There are five basic steps to the escheatment process:
- Analyze shareholder records annually, according to each state's or jurisdiction's criteria and timetable, to identify properties that are deemed eligible for escheatment.
- Conduct mailings (if required) in a last-ditch effort to locate or make contact with those shareholders.
- Reconcile responses and prepare the final reports in the appropriate format that each state requires.
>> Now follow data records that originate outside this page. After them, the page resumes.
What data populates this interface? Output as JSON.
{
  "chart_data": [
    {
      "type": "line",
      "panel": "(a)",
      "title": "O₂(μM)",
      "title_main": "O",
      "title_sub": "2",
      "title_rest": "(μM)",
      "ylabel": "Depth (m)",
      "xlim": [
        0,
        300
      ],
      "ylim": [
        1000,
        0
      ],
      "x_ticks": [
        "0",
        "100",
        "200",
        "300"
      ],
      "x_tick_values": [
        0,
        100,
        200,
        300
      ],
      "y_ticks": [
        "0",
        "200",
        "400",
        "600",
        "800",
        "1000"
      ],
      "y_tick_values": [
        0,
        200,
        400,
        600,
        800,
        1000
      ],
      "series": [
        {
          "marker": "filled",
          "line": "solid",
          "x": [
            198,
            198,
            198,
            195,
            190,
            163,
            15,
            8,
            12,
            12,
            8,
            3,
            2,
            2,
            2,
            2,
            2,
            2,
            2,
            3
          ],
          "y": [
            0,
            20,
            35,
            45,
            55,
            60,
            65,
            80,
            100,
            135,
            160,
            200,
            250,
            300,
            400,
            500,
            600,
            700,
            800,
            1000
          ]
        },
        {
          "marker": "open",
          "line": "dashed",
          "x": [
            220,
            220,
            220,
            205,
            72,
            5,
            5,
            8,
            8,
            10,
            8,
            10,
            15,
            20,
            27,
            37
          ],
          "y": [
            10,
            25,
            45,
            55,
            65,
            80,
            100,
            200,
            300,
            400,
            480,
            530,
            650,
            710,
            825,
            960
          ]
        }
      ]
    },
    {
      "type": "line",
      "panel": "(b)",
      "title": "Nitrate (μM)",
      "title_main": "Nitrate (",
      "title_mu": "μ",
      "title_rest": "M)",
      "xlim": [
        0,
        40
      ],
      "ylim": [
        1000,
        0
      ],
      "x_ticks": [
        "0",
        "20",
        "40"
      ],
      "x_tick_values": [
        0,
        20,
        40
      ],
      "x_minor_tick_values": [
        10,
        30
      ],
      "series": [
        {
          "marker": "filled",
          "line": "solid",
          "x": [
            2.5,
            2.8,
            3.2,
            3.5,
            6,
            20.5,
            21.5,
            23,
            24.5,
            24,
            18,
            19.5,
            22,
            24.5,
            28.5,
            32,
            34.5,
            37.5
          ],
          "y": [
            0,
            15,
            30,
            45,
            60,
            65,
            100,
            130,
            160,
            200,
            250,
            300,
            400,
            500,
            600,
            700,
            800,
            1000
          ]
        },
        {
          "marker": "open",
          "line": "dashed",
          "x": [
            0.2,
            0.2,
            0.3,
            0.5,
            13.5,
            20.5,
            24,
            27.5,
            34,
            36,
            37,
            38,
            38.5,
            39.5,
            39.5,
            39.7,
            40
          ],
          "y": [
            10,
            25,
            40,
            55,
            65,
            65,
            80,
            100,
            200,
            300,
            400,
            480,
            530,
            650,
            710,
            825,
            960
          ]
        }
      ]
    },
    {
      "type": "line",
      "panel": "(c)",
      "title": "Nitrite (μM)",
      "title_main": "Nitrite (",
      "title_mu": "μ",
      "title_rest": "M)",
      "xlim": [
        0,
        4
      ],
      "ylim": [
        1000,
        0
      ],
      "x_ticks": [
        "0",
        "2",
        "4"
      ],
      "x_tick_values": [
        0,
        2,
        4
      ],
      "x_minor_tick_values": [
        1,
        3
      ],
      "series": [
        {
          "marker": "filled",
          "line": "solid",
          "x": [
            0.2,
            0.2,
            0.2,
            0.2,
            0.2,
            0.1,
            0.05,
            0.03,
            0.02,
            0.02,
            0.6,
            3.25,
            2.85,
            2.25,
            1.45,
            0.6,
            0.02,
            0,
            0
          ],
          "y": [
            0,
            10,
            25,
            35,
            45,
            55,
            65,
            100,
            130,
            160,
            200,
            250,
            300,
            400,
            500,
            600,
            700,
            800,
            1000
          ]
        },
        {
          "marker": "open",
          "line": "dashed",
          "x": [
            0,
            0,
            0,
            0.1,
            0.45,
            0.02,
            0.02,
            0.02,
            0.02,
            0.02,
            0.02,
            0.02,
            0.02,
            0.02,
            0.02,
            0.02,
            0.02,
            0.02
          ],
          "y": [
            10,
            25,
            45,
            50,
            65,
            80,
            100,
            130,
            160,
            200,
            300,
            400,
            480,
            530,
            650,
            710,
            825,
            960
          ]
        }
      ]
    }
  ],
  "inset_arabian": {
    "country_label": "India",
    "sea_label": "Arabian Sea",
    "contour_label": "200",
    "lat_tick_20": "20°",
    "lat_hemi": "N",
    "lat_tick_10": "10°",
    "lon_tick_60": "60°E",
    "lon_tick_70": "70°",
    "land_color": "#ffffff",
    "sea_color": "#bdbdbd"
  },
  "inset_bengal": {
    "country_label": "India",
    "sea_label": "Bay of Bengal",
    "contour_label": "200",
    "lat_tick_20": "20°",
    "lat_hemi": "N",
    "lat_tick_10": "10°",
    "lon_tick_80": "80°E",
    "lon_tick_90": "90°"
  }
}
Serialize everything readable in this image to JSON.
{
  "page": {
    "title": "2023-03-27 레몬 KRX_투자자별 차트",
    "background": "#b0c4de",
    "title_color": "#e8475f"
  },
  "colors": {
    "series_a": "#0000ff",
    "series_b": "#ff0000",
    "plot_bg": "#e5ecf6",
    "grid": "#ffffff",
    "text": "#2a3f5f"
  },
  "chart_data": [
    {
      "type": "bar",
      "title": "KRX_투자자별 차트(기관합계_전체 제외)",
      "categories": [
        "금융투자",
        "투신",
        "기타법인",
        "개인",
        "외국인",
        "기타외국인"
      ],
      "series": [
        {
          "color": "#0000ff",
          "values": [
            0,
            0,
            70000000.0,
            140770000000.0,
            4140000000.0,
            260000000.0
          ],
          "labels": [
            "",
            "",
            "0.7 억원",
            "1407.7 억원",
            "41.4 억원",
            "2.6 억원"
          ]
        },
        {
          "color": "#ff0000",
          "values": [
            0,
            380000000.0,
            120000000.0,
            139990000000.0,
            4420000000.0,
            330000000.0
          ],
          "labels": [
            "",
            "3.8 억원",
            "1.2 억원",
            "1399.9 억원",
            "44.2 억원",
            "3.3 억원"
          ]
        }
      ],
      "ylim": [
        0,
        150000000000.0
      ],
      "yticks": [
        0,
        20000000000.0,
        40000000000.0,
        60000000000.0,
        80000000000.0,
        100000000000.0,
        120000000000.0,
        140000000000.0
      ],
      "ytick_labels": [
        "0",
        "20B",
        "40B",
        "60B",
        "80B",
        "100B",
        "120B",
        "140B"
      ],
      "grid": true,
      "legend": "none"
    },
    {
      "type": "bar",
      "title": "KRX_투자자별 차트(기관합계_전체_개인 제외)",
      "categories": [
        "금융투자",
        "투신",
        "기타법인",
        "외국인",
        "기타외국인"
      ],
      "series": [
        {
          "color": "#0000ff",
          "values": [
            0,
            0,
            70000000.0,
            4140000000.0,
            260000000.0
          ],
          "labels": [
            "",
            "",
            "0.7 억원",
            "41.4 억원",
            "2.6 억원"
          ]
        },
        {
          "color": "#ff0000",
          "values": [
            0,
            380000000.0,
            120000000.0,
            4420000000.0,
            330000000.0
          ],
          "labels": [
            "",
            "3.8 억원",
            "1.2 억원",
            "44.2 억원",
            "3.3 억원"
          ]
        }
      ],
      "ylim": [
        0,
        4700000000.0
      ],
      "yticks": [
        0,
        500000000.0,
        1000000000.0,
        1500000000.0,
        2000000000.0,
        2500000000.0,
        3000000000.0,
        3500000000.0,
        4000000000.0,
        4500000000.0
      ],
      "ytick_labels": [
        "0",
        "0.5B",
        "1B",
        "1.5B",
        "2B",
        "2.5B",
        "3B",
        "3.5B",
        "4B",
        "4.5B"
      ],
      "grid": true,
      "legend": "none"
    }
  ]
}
- File the reports in a timely manner.
- Deliver any cash or shares due to the states in a timely manner.
An ounce of prevention
A good transfer agent will do more than just manage the operations of escheatment. They will be proactive in preventing it. Implementing quality control checks and conducting top level searches to find lost shareholders or to locate unresponsive payees should be part of every record keeper's annual duties. More in depth research on deceased accounts may or may not be part of companies’ standard contracts. Depending on the size of the shareholder base and their changing demographics, companies may require specialized programs to address specific issues within their share base.
Acting on your behalf
It is also the responsibility of the transfer agent to stay on top of any legislative changes. State laws govern the escheatment process, and they can (and do) change all the time. An experienced transfer agent will immediately understand the impact to their clients and offer expert advice. They will also bring in legal experts and consultants to advocate, when necessary, with the states or SEC on their clients' behalf.
Most corporations know very little about the escheatment process, and, what they do know, they assume their transfer agent is handling. It's true – your record keeper may be responsible under your contract with them for carrying out the process, but you, the issuer, are ultimately liable for anything that might go wrong or get missed. For that reason, you should make sure you understand the basic procedures involved.